Excess mortality and cause of death in survivors
In addition to the importance of potentially modifiable risk factors, this report is the first to detail that the specific primary causes of death in long-term survivors are similar to the leading causes of death in the U.S. population, occurring earlier in survivors.
“We discovered that long-term survivors of childhood cancer are dying in greater numbers than would be expected for the general, aging population,” said first and corresponding author Stephanie Dixon, M.D., MPH, St. Jude Department of Oncology. “We were the first to discover that decades after treatment, these excess deaths are primarily due to the same leading causes of death as in the general population, including second cancers, heart disease, cerebrovascular disease/stroke, chronic liver and kidney disease, and infectious causes of death, experienced at a younger age and at a higher rate in childhood cancer survivors,” Dixon said.

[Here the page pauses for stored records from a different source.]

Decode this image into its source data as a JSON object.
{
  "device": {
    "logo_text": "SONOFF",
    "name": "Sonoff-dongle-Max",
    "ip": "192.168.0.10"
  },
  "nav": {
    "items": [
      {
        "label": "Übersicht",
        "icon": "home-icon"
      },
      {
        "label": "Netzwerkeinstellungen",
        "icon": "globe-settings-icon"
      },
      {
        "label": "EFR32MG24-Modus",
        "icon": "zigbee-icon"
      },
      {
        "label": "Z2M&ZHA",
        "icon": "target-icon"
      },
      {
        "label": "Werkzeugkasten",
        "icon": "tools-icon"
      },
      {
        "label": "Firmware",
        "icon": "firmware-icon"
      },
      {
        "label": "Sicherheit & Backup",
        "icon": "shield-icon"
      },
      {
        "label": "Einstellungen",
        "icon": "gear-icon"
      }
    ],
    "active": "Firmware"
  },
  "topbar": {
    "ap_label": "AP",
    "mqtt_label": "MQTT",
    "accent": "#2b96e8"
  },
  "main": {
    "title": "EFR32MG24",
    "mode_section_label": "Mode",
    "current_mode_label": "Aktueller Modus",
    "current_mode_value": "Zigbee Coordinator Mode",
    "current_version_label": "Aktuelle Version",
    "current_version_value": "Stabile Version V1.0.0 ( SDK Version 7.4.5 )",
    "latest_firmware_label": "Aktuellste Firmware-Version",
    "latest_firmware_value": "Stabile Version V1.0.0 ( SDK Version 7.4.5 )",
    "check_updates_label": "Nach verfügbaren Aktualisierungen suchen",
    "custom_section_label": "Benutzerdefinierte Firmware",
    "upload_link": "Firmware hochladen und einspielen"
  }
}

Treatments for childhood cancers have improved to the point where over 85% of U.S. patients are effectively cured of their primary tumor after frontline treatment. As more patients survive their childhood cancer, there is a growing population of adult survivors. By comparing the CCSS cohort to the public, the researchers found that decades after treatment survivors still experience four times the expected risk of death.

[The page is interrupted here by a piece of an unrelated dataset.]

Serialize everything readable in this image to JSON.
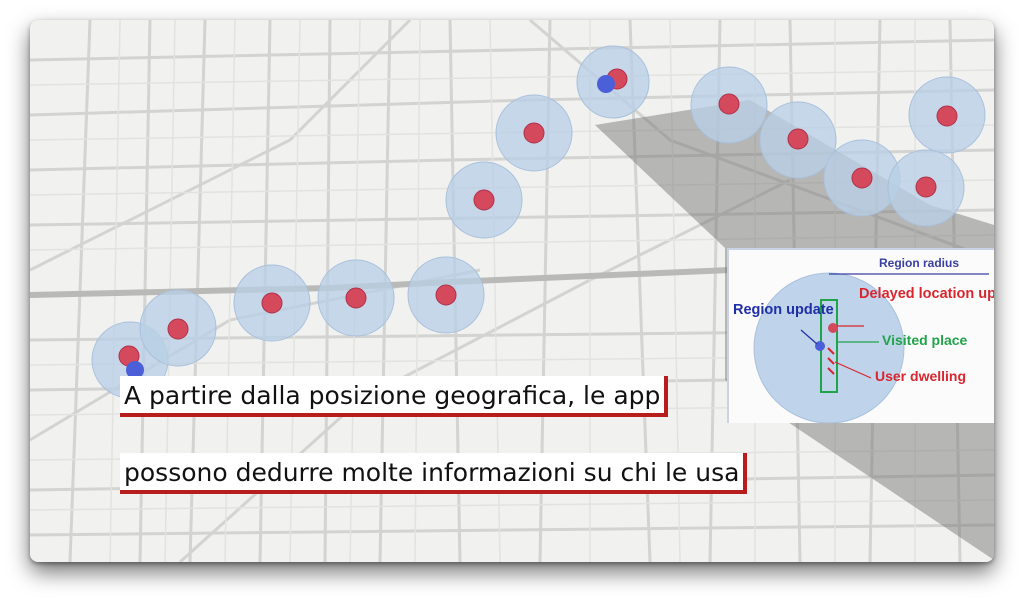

The largest cancer survivor cohort feeds discovery
Using detailed health data from thousands of CCSS participants, the researchers were able to understand the issues that survivors face. The CCSS is the largest cancer survivor cohort in North America, accounting for an estimated 20% of all childhood cancer survivors in the region. The researchers were able to use this massive amount of data to statistically isolate variables influencing survivor mortality. Even after controlling for common confounders such as sociodemographic characteristics, the group found that the mortality gap between survivors and the general population persisted, but so did the protective effects of a healthy lifestyle.
“What was most exciting to see was that, independent of prior treatment exposures and sociodemographic factors, a healthy lifestyle and the absence of hypertension or diabetes were each associated with a reduced risk of health-related mortality,” Dixon said. “This suggests that, while continued efforts to reduce treatment intensity while maintaining (or improving) 5-year survival are required, future research should also focus on interventions for modifiable lifestyle and cardiovascular risk factors that may need to be specifically tailored to survivors in order to reduce chronic disease development and extend the lifespan of childhood cancer survivors.”

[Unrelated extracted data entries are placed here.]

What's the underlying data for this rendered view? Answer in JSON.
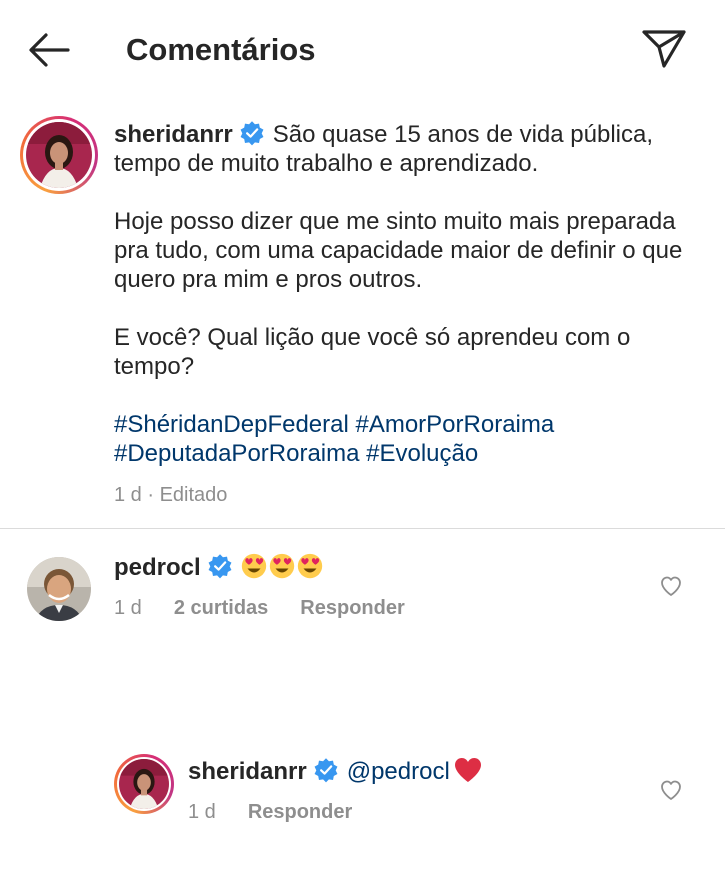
{
  "header": {
    "title": "Comentários",
    "back_icon": "arrow-left-icon",
    "send_icon": "paper-plane-icon"
  },
  "caption": {
    "username": "sheridanrr",
    "verified": true,
    "paragraph_1": "São quase 15 anos de vida pública, tempo de muito trabalho e aprendizado.",
    "paragraph_2": "Hoje posso dizer que me sinto muito mais preparada pra tudo, com uma capacidade maior de definir o que quero pra mim e pros outros.",
    "paragraph_3": "E você? Qual lição que você só aprendeu com o tempo?",
    "hashtags_line_1": "#ShéridanDepFederal #AmorPorRoraima",
    "hashtags_line_2": "#DeputadaPorRoraima #Evolução",
    "time": "1 d · Editado"
  },
  "comments": [
    {
      "username": "pedrocl",
      "verified": true,
      "emoji": [
        "smiling-face-with-heart-eyes",
        "smiling-face-with-heart-eyes",
        "smiling-face-with-heart-eyes"
      ],
      "time": "1 d",
      "likes": "2 curtidas",
      "reply_label": "Responder",
      "like_icon": "heart-outline-icon"
    }
  ],
  "replies": [
    {
      "username": "sheridanrr",
      "verified": true,
      "mention": "@pedrocl",
      "emoji": "red-heart",
      "time": "1 d",
      "reply_label": "Responder",
      "like_icon": "heart-outline-icon"
    }
  ],
  "colors": {
    "text": "#262626",
    "secondary": "#8e8e8e",
    "link": "#00376b",
    "verified": "#3897f0",
    "divider": "#dbdbdb",
    "heart": "#e0245e"
  }
}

Intensive treatments continue to tax childhood cancer survivors
Patients receiving more intensive therapies continued to die at a higher rate than other survivors. Many studies have been conducted to reduce the risks of therapy, but many survivors in CCSS were treated before improved techniques were widely available. This study demonstrated that physicians and researchers must consider interventions that can reduce risk for the vulnerable population of survivors who were subjected to aggressive therapies as children.